Vive la folie de l’écriture !
Il suffit de regarder les masques scotchés sur leurs écrans dans le métro pour en être convaincu. Près de cinquante pour cent des Français qui ont acheté, en librairie, un livre depuis le 17 mars souhaitent refaire cette expérience unique. Le livre, j’adore ! Ce qu’on ne savait pas, c’est que, selon un rapport de CNews, un Français sur dix s’était lancé, durant le confinement, dans « l’écriture ».
Une enquête récente de Harris Interactive révèle, en effet, que 1.166 personnes de 18 ans et plus ont envoyé leur prose au site de la « Journée du Manuscrit et Actualitté » (comprendre : « actu » plus « littérature »), témoignant de leur attachement indéfectible à Gutenberg. Excellente nouvelle pour Vincent Montagne, président du Syndicat national de l’édition. L’écran n’a pas détrôné l’écrit. Enfants des Lumières, les Français, tout confinés qu’ils sont, ont lu et écrit ! C’est fou mais vrai : l’imagination est au pouvoir. Déjà « des pépites en gestation » fleurissent sur Internet d’autant plus que, depuis 2013, les écrivains en herbe ont la possibilité de publier gratuitement leurs textes sur le site « La Journée du Manuscrit francophone », créée sur le modèle de la fête de la Musique. La moisson s’annonce riche. Outre le classique « Chloroquine, mon amour », façon Prévert tout en nuances, on attend « Journal d’un confinement », « Seul.e avec le confi ! » et « Bien confiné ! » Mais le must espéré, c’est la voix donnée aux agresseurs présumés : « Pangolin et Souris la Chauve ».
À quoi est dû cet engouement des Français pour l’écriture ? Ce frémissement des cœurs, des esprits et des plumes ?

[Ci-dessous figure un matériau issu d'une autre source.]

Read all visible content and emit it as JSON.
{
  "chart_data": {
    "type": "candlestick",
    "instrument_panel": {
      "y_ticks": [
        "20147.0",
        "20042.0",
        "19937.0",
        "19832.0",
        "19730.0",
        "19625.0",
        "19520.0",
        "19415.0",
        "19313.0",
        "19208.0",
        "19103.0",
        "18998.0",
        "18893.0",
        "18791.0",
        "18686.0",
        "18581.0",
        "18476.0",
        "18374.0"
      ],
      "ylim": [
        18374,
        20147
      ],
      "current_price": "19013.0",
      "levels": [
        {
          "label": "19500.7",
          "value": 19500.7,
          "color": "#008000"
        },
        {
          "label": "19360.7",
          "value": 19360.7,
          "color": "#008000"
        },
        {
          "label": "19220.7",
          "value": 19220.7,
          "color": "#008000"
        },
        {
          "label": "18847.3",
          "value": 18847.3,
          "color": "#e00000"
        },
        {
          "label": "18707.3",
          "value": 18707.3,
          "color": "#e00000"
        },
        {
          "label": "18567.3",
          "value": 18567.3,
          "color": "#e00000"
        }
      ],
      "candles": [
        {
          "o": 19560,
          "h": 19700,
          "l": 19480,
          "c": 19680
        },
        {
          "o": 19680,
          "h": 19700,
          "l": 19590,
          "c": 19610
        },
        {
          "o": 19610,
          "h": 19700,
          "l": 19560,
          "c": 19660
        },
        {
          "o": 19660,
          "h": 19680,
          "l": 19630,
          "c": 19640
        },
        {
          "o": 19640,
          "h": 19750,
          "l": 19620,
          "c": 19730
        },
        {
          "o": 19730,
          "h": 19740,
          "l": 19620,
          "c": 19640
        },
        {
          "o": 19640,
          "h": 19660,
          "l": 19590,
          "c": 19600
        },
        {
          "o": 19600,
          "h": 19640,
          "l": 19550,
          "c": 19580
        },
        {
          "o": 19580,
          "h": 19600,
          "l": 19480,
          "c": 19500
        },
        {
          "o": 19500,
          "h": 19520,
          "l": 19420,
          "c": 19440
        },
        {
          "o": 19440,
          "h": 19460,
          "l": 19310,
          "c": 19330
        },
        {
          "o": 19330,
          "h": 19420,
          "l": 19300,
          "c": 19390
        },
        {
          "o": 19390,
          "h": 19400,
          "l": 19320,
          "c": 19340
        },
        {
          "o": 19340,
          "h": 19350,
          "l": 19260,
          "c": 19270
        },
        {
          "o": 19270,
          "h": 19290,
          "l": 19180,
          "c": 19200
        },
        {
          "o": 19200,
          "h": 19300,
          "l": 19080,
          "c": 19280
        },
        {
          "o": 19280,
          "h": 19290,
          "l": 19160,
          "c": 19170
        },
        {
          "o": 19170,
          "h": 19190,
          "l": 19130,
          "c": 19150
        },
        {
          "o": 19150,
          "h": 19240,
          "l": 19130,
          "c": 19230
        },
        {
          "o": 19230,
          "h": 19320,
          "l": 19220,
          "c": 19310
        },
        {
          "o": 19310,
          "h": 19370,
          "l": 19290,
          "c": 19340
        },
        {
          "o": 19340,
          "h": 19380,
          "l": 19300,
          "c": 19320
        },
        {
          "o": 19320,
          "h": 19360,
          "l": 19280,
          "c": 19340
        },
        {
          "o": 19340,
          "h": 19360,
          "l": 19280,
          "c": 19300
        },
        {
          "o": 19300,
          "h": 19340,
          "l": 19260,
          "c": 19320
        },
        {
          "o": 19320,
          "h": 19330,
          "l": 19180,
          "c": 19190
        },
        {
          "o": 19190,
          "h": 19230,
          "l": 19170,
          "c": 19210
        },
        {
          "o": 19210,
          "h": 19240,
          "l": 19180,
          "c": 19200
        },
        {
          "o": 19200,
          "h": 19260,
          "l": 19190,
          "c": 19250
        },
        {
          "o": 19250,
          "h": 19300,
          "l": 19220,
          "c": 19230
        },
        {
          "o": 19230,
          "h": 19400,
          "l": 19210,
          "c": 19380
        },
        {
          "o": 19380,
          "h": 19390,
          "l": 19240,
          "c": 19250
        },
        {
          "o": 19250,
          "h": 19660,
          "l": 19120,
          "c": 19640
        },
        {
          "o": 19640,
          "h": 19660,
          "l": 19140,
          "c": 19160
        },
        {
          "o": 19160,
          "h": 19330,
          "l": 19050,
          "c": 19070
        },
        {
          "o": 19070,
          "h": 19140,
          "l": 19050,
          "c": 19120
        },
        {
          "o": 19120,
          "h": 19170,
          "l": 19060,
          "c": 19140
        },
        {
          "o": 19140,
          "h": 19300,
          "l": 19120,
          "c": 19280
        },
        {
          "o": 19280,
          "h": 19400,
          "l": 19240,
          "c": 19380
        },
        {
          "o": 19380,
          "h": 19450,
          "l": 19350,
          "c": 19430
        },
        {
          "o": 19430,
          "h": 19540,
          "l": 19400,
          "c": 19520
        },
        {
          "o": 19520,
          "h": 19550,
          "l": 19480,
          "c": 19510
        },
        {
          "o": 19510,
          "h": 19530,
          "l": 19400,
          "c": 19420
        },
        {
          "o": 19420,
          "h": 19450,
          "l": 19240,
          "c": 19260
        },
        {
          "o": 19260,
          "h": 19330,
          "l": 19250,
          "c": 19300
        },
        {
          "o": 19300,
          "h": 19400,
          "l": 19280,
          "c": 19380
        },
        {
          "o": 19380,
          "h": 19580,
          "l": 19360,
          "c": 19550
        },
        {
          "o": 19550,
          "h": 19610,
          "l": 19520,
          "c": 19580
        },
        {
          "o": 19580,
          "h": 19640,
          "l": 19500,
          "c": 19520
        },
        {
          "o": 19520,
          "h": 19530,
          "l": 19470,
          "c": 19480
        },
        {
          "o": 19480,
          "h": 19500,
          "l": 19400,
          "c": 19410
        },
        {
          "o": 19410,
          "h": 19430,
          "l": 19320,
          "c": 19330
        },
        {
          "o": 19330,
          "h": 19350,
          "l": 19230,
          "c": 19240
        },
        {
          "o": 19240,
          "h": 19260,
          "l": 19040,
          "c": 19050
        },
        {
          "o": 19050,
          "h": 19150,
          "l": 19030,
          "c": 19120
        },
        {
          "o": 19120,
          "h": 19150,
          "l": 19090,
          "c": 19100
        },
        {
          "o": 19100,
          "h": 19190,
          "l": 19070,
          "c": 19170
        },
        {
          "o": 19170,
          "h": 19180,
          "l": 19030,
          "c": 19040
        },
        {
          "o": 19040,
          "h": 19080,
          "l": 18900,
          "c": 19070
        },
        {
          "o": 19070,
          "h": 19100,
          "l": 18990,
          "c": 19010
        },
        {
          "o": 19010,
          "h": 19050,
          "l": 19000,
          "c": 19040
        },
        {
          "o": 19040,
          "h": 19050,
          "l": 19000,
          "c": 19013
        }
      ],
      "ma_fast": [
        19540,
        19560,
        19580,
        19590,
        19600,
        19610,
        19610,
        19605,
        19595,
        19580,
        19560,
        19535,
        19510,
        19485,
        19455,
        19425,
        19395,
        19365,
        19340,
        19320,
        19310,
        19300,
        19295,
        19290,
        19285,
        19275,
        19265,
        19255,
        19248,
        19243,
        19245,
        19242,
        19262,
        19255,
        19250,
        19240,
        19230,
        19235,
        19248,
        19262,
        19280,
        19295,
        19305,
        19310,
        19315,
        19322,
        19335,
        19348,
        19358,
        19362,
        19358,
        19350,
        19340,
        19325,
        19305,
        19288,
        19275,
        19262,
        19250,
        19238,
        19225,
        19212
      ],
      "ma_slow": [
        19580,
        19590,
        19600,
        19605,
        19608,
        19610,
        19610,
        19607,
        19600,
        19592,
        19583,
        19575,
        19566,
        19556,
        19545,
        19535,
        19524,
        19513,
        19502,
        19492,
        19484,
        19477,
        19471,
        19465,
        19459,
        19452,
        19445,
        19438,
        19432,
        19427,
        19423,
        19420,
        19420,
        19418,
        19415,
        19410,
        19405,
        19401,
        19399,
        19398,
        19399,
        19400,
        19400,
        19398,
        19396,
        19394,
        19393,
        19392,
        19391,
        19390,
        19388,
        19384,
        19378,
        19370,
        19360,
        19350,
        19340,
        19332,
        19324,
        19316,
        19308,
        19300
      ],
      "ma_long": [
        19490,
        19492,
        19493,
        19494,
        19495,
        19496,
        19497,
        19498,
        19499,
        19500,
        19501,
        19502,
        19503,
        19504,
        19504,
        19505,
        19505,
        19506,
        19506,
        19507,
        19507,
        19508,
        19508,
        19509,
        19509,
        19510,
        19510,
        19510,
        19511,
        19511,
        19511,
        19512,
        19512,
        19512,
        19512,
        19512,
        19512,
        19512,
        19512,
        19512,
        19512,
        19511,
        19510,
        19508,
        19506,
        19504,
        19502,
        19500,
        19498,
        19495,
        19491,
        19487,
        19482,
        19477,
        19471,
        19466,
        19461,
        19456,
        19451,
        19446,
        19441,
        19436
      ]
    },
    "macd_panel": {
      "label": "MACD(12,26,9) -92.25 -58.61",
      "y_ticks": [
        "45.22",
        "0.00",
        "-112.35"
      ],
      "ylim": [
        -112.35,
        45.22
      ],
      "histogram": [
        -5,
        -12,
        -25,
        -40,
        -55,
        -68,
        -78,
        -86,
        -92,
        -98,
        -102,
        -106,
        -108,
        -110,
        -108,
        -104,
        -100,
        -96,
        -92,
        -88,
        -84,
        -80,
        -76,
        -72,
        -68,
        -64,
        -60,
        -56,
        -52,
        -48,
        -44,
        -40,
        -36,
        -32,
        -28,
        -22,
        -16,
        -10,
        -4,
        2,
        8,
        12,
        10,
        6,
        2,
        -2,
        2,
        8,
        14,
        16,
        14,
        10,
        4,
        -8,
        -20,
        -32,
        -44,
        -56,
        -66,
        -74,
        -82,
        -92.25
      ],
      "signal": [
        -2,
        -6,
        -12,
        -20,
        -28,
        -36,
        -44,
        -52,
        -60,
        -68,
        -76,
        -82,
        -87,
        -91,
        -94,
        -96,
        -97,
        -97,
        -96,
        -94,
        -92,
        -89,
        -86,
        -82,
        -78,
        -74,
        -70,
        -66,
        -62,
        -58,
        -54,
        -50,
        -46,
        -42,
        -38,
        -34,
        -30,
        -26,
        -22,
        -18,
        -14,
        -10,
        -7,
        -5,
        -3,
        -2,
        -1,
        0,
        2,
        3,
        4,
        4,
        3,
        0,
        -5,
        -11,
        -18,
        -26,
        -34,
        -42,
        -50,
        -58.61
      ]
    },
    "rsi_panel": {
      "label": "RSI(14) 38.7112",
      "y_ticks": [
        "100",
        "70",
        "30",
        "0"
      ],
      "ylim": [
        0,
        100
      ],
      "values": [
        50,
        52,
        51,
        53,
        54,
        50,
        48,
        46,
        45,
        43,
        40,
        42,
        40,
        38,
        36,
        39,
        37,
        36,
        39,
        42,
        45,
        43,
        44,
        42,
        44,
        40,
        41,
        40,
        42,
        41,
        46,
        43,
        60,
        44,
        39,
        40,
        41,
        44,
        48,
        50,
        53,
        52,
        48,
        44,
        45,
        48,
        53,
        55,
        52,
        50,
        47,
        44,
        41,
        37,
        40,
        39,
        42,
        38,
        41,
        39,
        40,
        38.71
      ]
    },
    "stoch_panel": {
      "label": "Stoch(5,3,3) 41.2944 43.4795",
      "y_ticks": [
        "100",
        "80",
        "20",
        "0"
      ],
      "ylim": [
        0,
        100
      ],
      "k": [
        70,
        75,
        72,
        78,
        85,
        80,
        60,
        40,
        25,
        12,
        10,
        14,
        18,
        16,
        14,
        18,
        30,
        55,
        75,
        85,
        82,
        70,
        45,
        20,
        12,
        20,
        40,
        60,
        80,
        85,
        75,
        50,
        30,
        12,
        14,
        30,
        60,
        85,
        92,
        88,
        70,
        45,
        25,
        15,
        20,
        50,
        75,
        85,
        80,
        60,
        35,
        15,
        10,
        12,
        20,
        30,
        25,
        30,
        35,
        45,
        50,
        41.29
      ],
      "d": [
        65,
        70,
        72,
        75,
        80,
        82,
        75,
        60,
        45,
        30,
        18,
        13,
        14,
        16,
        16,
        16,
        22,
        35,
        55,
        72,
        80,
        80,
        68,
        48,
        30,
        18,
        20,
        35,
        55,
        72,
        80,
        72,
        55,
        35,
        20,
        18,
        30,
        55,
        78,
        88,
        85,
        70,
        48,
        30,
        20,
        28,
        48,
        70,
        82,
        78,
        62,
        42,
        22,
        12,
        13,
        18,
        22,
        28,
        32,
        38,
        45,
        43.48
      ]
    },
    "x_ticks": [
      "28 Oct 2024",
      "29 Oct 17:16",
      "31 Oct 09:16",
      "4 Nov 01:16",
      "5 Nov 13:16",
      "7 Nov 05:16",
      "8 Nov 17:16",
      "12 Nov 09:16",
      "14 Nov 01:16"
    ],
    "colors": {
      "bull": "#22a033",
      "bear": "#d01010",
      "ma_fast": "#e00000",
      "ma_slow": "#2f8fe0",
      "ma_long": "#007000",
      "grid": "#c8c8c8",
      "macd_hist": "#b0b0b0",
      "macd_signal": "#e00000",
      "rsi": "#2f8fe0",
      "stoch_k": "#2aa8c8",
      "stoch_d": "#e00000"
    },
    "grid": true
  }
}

À la solitude, l'ennui, la déscolarisation, le narcissisme ? Au besoin d’écrire, tout simplement ! Eh quoi ! Les fans de textos inclusifs et de hashtags, aventuriers de l’écriture ? Mais oui, les Scrognogneux ! Ne boudez pas votre plaisir pour les fictions futures (les vôtres, en premier), depuis le journal intime orné d’un cœur à l’uchronie. Libre aux Grincheux de voir dans cette scriptomania une addiction au grand incubateur qu’est l’ordinateur et, dans cette « Journée du manuscrit », la mise à mort de la littérature.
Certes, on est passé, en quelques années, de l’atelier d’écriture thérapeutique à l’écrit de consommation. Certes, à chaque automne, 458 romans de rentrée, empilés dans les supermarchés, finissent au pilon deux mois plus tard. Qu’importe ! Le made in France de notre langue s’affiche sans complexe avec les ventes physiques de livres, la filière livre est vendue en « drive » et en « click and collect ». Ainsi va l’actualitté. Ainsi va le bonheur d’écrire français !
Finie la littérature à vocation esthétique ! Voici venu le temps de la culture pour tous. À bas l’élitisme ! Tweeter à en mourir. RV tous sur balancetaprose#pango ! Le livre de la rentrée ? Le confinement m’a libéré/e. Une autofiction en inclusive. Purepeople.